Suppose \(X_1,\cdots,X_n\) are measurements of breaking strength for \(n\) samples and are assumed to be i.i.d. \(N(\theta_1,\sigma^2)\). The LRT of \(H_{01}:\theta_1\leq 50\) will be rejected if \(\frac{\bar{X}-50}{S/\sqrt{n}}>t\). Suppose that we also have the results of \(m\) flammability tests, denoted by \(Y_1,\cdots,Y_m\), where \(Y_i=1\) if the \(i\)th sample passes the test and \(Y_i=0\) otherwise. If \(Y_1,\cdots,Y_m\) are modeled as i.i.d. \(Bernoulli(\theta_2)\) random variables, the LRT will reject \(H_{02}:\theta_2\leq 0.95\) if \(\sum_{i=1}^mY_i>b\). Putting all of this together, the rejection region for the intersection-union test is \[\begin{equation} \{(\mathbf{x},\mathbf{y}):\frac{\bar{x}-50}{s/\sqrt{n}}>t\,and\,\sum_{i=1}^my_i>b\} \tag{15.25} \end{equation}\]
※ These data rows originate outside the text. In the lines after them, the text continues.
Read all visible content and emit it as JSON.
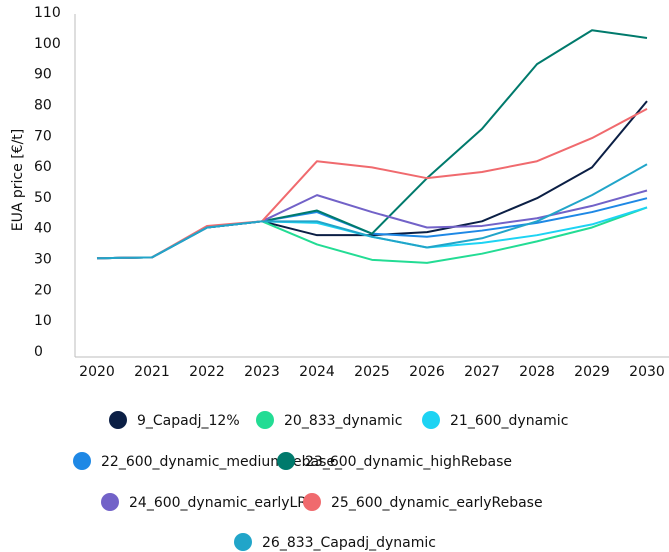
{
  "chart_data": {
    "type": "line",
    "y_label": "EUA price [€/t]",
    "x": [
      2020,
      2021,
      2022,
      2023,
      2024,
      2025,
      2026,
      2027,
      2028,
      2029,
      2030
    ],
    "xlim": [
      2020,
      2030
    ],
    "xticks": [
      2020,
      2021,
      2022,
      2023,
      2024,
      2025,
      2026,
      2027,
      2028,
      2029,
      2030
    ],
    "ylim": [
      0,
      110
    ],
    "yticks": [
      0,
      10,
      20,
      30,
      40,
      50,
      60,
      70,
      80,
      90,
      100,
      110
    ],
    "grid": false,
    "series": [
      {
        "name": "9_Capadj_12%",
        "color": "#0b1f45",
        "values": [
          33,
          33.3,
          43,
          45,
          40.5,
          40.5,
          41.5,
          45,
          52.5,
          62.5,
          84
        ]
      },
      {
        "name": "20_833_dynamic",
        "color": "#23dc94",
        "values": [
          33,
          33.3,
          43,
          45,
          37.5,
          32.5,
          31.5,
          34.5,
          38.5,
          43,
          49.5
        ]
      },
      {
        "name": "21_600_dynamic",
        "color": "#1dd3f3",
        "values": [
          33,
          33.3,
          43,
          45,
          44.5,
          40,
          36.5,
          38,
          40.5,
          44,
          49.5
        ]
      },
      {
        "name": "22_600_dynamic_mediumRebase_",
        "color": "#1e88e5",
        "values": [
          33,
          33.3,
          43,
          45,
          48,
          41,
          40,
          42,
          44.5,
          48,
          52.5
        ]
      },
      {
        "name": "23_600_dynamic_highRebase",
        "color": "#007a6c",
        "values": [
          33,
          33.3,
          43,
          45,
          48.5,
          41,
          59,
          75,
          96,
          107,
          104.5
        ]
      },
      {
        "name": "24_600_dynamic_earlyLRF",
        "color": "#7262c8",
        "values": [
          33,
          33.3,
          43,
          45,
          53.5,
          48,
          43,
          43.5,
          46,
          50,
          55
        ]
      },
      {
        "name": "25_600_dynamic_earlyRebase",
        "color": "#f06a6e",
        "values": [
          33,
          33.3,
          43.5,
          45,
          64.5,
          62.5,
          59,
          61,
          64.5,
          72,
          81.5
        ]
      },
      {
        "name": "26_833_Capadj_dynamic",
        "color": "#21a5c9",
        "values": [
          33,
          33.3,
          43,
          45,
          45,
          40,
          36.5,
          39.5,
          45,
          53.5,
          63.5
        ]
      }
    ]
  }
}
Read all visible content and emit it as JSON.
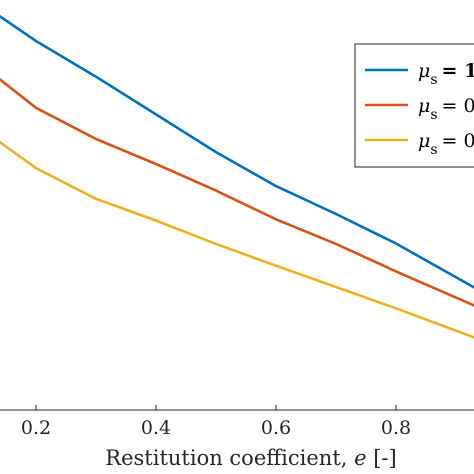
{
  "chart_data": {
    "type": "line",
    "xlabel": "Restitution coefficient, e [-]",
    "xlabel_prefix": "Restitution coefficient, ",
    "xlabel_var": "e",
    "xlabel_unit": " [-]",
    "xlim": [
      0.14,
      0.93
    ],
    "ylim": [
      0,
      1
    ],
    "x_ticks": [
      0.2,
      0.4,
      0.6,
      0.8
    ],
    "x_tick_labels": [
      "0.2",
      "0.4",
      "0.6",
      "0.8"
    ],
    "grid": false,
    "legend_position": "top-right",
    "series": [
      {
        "name": "μ_s = 1",
        "legend_symbol": "μ",
        "legend_sub": "s",
        "legend_value": "= 1",
        "color": "#0072BD",
        "x": [
          0.14,
          0.2,
          0.3,
          0.4,
          0.5,
          0.6,
          0.7,
          0.8,
          0.93
        ],
        "y": [
          0.96,
          0.9,
          0.813,
          0.721,
          0.629,
          0.546,
          0.478,
          0.406,
          0.299
        ]
      },
      {
        "name": "μ_s = 0",
        "legend_symbol": "μ",
        "legend_sub": "s",
        "legend_value": "= 0",
        "color": "#D95319",
        "x": [
          0.14,
          0.2,
          0.3,
          0.4,
          0.5,
          0.6,
          0.7,
          0.8,
          0.93
        ],
        "y": [
          0.806,
          0.737,
          0.661,
          0.6,
          0.535,
          0.465,
          0.405,
          0.338,
          0.255
        ]
      },
      {
        "name": "μ_s = 0",
        "legend_symbol": "μ",
        "legend_sub": "s",
        "legend_value": "= 0",
        "color": "#EDB120",
        "x": [
          0.14,
          0.2,
          0.3,
          0.4,
          0.5,
          0.6,
          0.7,
          0.8,
          0.93
        ],
        "y": [
          0.653,
          0.59,
          0.515,
          0.462,
          0.405,
          0.352,
          0.3,
          0.248,
          0.177
        ]
      }
    ]
  }
}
Thus the intersection-union test decides the product is acceptable, that is, \(H_1\) is true, if and only if it decides that each of the individual parameters meets its standard, that is, \(H_{1i}\) is true. If more than two parameters define a product’s quality, individual tests for each parameter can be combined, by means of the intersection-union method, to yield an overall test of the product’s quality.